Поздно вечером Исаак Моисеевич навестил троюродную племянницу, которую в свое время вырастил, поскольку других родственников у девочки не осталось, и долго сидел молча, наблюдая за ерзающим Мошико. Тому страшно не терпелось вернуться к компьютеру, смотреть имперские фильмы. Раввин сравнивал его со старшей версией, почти не находя совпадений. Вот как из этого вертлявого парня вырос тот уверенный, сильный, знающий себе цену мужчина? Наверное, действительно война сыграла свою роль.
— Ривка, я сегодня встретил твоего сына, — тяжело посмотрел на женщину старик.
— Меня? — удивился Мошико. — Но я не помню!
— Тебя, только возрастом четыреста сорок семь лет, — усмехнулся Исаак Соломонович.
— С имперского корабля⁈ — ахнула Ривка.
— Да, — подтвердил старик. — В их реальности на его глазах убили меня и тебя, вот он и ушел воевать с убийцами. Войну закончил в Вашингтоне. Ну, про это он сам потом расскажет, я уговорил его с вами встретиться.
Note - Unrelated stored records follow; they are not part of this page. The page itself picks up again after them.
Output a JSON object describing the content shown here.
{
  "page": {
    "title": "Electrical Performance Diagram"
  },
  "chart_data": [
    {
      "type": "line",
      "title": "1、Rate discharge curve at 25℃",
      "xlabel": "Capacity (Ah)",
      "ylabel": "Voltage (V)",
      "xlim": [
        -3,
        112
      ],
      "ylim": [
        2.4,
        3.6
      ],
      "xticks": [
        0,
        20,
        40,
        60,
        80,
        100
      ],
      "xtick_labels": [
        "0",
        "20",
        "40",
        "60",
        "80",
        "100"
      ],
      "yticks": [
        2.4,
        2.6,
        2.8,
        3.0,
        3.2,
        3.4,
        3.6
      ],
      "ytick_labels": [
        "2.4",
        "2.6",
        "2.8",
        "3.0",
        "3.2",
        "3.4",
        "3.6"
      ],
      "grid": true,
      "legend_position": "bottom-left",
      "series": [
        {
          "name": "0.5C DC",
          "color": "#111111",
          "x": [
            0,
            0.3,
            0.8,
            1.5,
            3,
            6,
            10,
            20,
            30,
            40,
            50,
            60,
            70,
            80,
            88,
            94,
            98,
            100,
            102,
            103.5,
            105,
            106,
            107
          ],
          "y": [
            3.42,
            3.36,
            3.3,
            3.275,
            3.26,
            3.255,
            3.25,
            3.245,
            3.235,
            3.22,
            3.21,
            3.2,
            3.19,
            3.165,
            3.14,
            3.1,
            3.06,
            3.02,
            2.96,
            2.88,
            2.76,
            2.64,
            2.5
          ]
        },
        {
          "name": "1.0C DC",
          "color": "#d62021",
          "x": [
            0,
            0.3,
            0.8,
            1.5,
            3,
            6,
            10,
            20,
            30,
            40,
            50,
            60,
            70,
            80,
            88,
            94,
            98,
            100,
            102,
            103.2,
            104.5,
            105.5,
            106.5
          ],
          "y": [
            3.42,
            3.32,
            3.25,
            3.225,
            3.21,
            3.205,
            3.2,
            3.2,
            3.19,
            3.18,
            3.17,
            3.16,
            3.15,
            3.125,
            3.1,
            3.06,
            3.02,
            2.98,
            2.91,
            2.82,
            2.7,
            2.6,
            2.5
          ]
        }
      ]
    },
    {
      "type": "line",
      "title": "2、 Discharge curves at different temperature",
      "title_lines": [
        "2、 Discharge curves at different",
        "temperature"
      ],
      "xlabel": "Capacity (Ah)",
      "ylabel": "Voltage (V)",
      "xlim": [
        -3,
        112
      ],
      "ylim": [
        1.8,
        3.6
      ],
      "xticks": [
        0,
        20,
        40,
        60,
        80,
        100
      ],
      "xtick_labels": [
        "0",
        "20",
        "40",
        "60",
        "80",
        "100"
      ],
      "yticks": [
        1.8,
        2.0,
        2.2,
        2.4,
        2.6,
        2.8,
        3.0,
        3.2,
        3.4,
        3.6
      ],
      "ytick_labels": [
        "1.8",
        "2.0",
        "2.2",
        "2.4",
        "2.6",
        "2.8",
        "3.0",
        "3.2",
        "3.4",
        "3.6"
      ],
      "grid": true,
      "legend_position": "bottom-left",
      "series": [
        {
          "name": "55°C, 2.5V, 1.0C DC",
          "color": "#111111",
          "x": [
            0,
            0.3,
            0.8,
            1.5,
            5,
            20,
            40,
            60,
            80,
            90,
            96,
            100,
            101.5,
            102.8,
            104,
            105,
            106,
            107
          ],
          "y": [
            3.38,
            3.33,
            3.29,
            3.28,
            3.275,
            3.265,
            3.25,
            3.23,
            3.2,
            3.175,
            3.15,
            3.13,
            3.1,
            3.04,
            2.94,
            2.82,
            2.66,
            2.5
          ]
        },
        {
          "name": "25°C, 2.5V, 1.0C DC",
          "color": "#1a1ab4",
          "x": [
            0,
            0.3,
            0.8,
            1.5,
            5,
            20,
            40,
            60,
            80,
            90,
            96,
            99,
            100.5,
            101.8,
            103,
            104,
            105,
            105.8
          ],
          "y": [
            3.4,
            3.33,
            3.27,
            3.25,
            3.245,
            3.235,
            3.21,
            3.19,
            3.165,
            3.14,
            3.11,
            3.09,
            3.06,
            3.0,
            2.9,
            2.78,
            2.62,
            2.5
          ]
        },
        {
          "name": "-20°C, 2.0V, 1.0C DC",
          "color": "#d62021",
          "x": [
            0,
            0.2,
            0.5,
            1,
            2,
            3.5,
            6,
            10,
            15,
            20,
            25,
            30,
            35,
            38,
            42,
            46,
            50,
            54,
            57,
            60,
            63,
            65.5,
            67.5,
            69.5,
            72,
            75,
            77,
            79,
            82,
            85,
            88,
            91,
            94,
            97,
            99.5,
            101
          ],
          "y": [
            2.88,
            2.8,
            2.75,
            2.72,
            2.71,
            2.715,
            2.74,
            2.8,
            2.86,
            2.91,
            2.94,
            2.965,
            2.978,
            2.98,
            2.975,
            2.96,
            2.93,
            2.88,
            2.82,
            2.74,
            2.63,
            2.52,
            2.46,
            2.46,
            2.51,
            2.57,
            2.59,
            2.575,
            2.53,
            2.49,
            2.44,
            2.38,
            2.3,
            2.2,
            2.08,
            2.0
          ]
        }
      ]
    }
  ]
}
Причем Моисей сейчас не кто-нибудь, а главный раввин империи. Да-да, Мошико, не отвешивай челюсть, именно так. Когда я спросил, как из безотственного разгильдяя он сумел стать таким, то ответ был один — война. Прошу быть поосторожнее, у него и до сих пор обгоревшая душа. Все еще корит себя, что не кинулся под штык поляка, не прикрыл тебя, Ривка, собой…
Глаза Мошико, которому недавно стукнуло девятнадцать, и он все еще не знал, куда себя приложить, расширились до предела. Увидеть себя самого, прожившего больше четырехсот лет и испытавшего такое, что и в кошмарном сне не привидится, было очень заманчиво. А особенно после того, как дедушка Исаак рассказал, что альтер-эго долго командовал космическим крейсером. Вот только непонятно, почему он за Россию, а не за Израиль? Не выдержав, парень спросил об этом.
— А там и израильтяне русских евреев, в числе прочих русских, расстреливали, не считали они нас евреями, — горько усмехнулся старый раввин. — Так что не было у него другого выбора.
Израильтяне расстреливали евреев из России⁈ Мошико было трудно в это поверить, но дедушка Исаак лгать не стал бы. А раз так, то в этот самый Израиль он точно не поедет. Что тогда делать? А только одно — вербоваться к иперцам. Причем идти учиться на пилота. Раз его альтер-эго сумел стать командиром крейсера, то и он сумеет. Со временем.
— Ой, что ты удумал, дурака кусок! — всплеснула руками женщина, когда сын озвучил ей свое решение.